I’m going to create a new dataframe that groups data by year, and I’ll get the count and average life expectancy for each. Then, I’ll print the most recent years of data, and I’ll do a line plot of life expectancy over time.

year_data <- world |> 
  group_by(Year) |> 
  summarize(n_countries = n(),
            avg_le = mean(as.numeric(life_exp_total)))

year_data[year_data$Year > 2019,]

ggplot(data = year_data) +
  geom_line(aes(x = Year, y = avg_le)) +
  xlab("Year") +
  ylab("Average Life Expectancy") +
  theme_classic() +
  labs(alt = "A line graph with year on the x axis and life expectancy on the y axis. Years range from 1990 to 2023, and the average life expecatancy increases from about 65 to about 73, with a dip around 2020.") # It's a good idea to add alternative text for visually impaired users!

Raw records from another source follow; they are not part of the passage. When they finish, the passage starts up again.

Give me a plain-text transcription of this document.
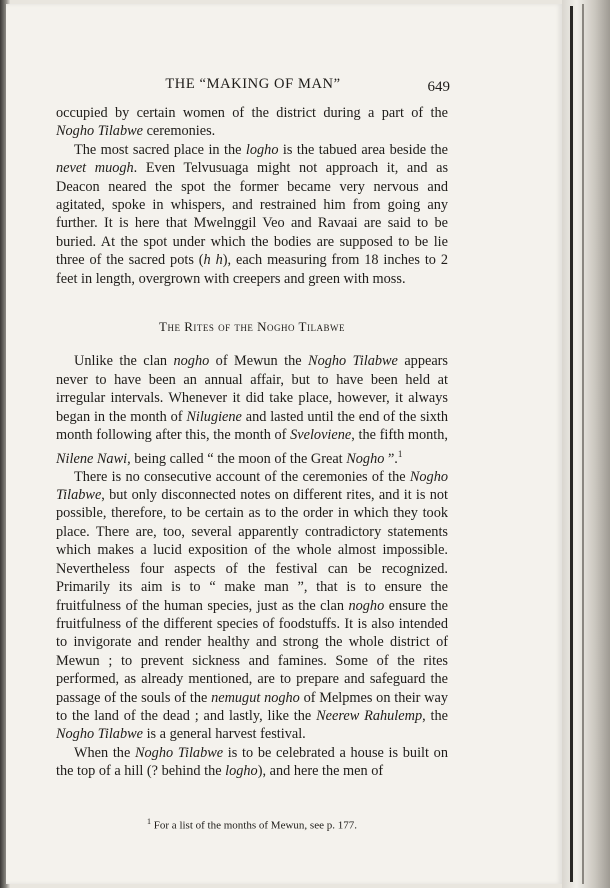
THE “MAKING OF MAN”	649

occupied by certain women of the district during a part of the Nogho Tilabwe ceremonies.

The most sacred place in the logho is the tabued area beside the nevet muogh. Even Telvusuaga might not approach it, and as Deacon neared the spot the former became very nervous and agitated, spoke in whispers, and restrained him from going any further. It is here that Mwelnggil Veo and Ravaai are said to be buried. At the spot under which the bodies are supposed to be lie three of the sacred pots (h h), each measuring from 18 inches to 2 feet in length, overgrown with creepers and green with moss.

The Rites of the Nogho Tilabwe

Unlike the clan nogho of Mewun the Nogho Tilabwe appears never to have been an annual affair, but to have been held at irregular intervals. Whenever it did take place, however, it always began in the month of Nilugiene and lasted until the end of the sixth month following after this, the month of Sveloviene, the fifth month, Nilene Nawi, being called “ the moon of the Great Nogho ”.$^1$

There is no consecutive account of the ceremonies of the Nogho Tilabwe, but only disconnected notes on different rites, and it is not possible, therefore, to be certain as to the order in which they took place. There are, too, several apparently contradictory statements which makes a lucid exposition of the whole almost impossible. Nevertheless four aspects of the festival can be recognized. Primarily its aim is to “ make man ”, that is to ensure the fruitfulness of the human species, just as the clan nogho ensure the fruitfulness of the different species of foodstuffs. It is also intended to invigorate and render healthy and strong the whole district of Mewun ; to prevent sickness and famines. Some of the rites performed, as already mentioned, are to prepare and safeguard the passage of the souls of the nemugut nogho of Melpmes on their way to the land of the dead ; and lastly, like the Neerew Rahulemp, the Nogho Tilabwe is a general harvest festival.

When the Nogho Tilabwe is to be celebrated a house is built on the top of a hill (? behind the logho), and here the men of

$^1$ For a list of the months of Mewun, see p. 177.
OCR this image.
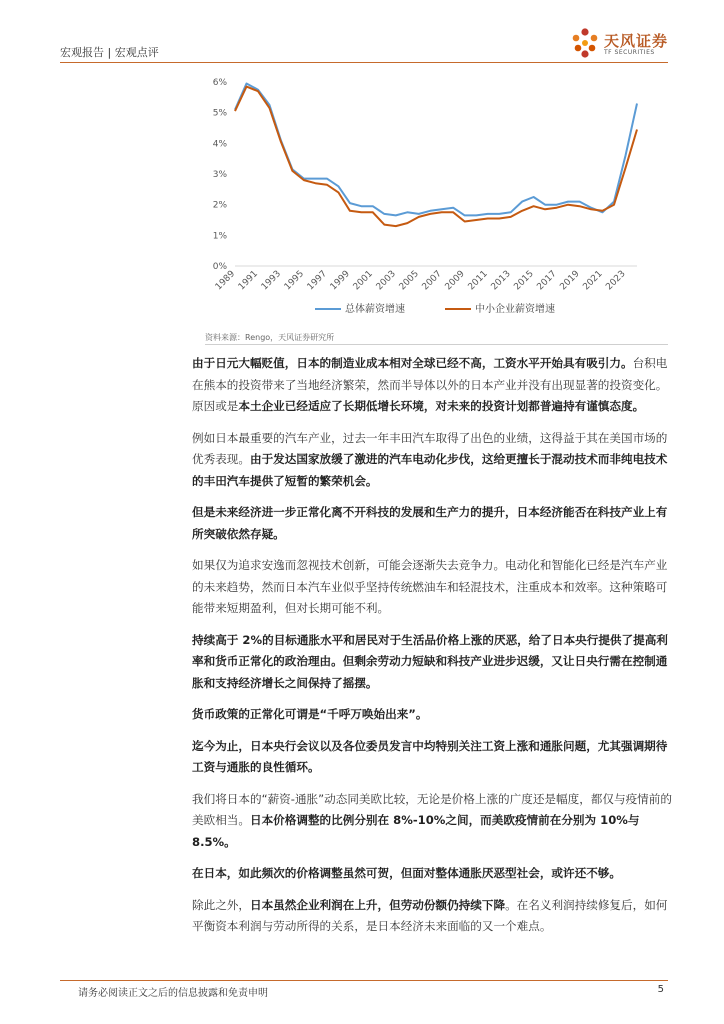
宏观报告 | 宏观点评
天风证券
TF SECURITIES
0%
1%
2%
3%
4%
5%
6%
1989 1991 1993 1995 1997 1999 2001 2003 2005 2007 2009 2011 2013 2015 2017 2019 2021 2023
总体薪资增速	中小企业薪资增速
资料来源：Rengo，天风证券研究所

由于日元大幅贬值，日本的制造业成本相对全球已经不高，工资水平开始具有吸引力。台积电在熊本的投资带来了当地经济繁荣，然而半导体以外的日本产业并没有出现显著的投资变化。原因或是本土企业已经适应了长期低增长环境，对未来的投资计划都普遍持有谨慎态度。

例如日本最重要的汽车产业，过去一年丰田汽车取得了出色的业绩，这得益于其在美国市场的优秀表现。由于发达国家放缓了激进的汽车电动化步伐，这给更擅长于混动技术而非纯电技术的丰田汽车提供了短暂的繁荣机会。

但是未来经济进一步正常化离不开科技的发展和生产力的提升，日本经济能否在科技产业上有所突破依然存疑。

如果仅为追求安逸而忽视技术创新，可能会逐渐失去竞争力。电动化和智能化已经是汽车产业的未来趋势，然而日本汽车业似乎坚持传统燃油车和轻混技术，注重成本和效率。这种策略可能带来短期盈利，但对长期可能不利。

持续高于 2%的目标通胀水平和居民对于生活品价格上涨的厌恶，给了日本央行提供了提高利率和货币正常化的政治理由。但剩余劳动力短缺和科技产业进步迟缓，又让日央行需在控制通胀和支持经济增长之间保持了摇摆。

货币政策的正常化可谓是“千呼万唤始出来”。

迄今为止，日本央行会议以及各位委员发言中均特别关注工资上涨和通胀问题，尤其强调期待工资与通胀的良性循环。

我们将日本的“薪资-通胀”动态同美欧比较，无论是价格上涨的广度还是幅度，都仅与疫情前的美欧相当。日本价格调整的比例分别在 8%-10%之间，而美欧疫情前在分别为 10%与 8.5%。

在日本，如此频次的价格调整虽然可贺，但面对整体通胀厌恶型社会，或许还不够。

除此之外，日本虽然企业利润在上升，但劳动份额仍持续下降。在名义利润持续修复后，如何平衡资本利润与劳动所得的关系，是日本经济未来面临的又一个难点。

请务必阅读正文之后的信息披露和免责申明	5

It looks like 2021 has almost all of the countries in the sample, so we will use that year.

Exercise

  1. Change the data type of life_exp_total and total_pop to numeric using as.numeric() within mutate() like we did with year in the GDP dataset.
  2. Subset the world data to just include the year 2021 using filter().
  3. Try grouping by “Continent”, and calculate the average life expectancy and GDP per capita for each continent using summarize().
  4. Calculate the total population by continent using group_by() and sum() within summarize().
  5. Create the variable log_gdp by using log() for GDP_per_cap within mutate().

Creating the scatterplot

Use ggplot to create a scatterplot of logged GDP versus life expectancy for 2021. Make sure to do the following:

  1. Use arguments within the aes() mapping function to change the color of the points to reflect the continent, and the size of the point to reflect total population. You may need to use help pages or Google to figure it out.

  2. Add x and y labels.

  3. Change the legend label to have a nicer title by using labs(size = "Whatever you want your size label to be").

Exercise

Find out one more interesting thing about the dataset. Maybe you want to plot one of the other variables, like population density or fertility. Or, maybe you want to do some summary statistics like finding the correlation between infant mortality and life expectancy after age 15. What did you find? And why do you think it is interesting?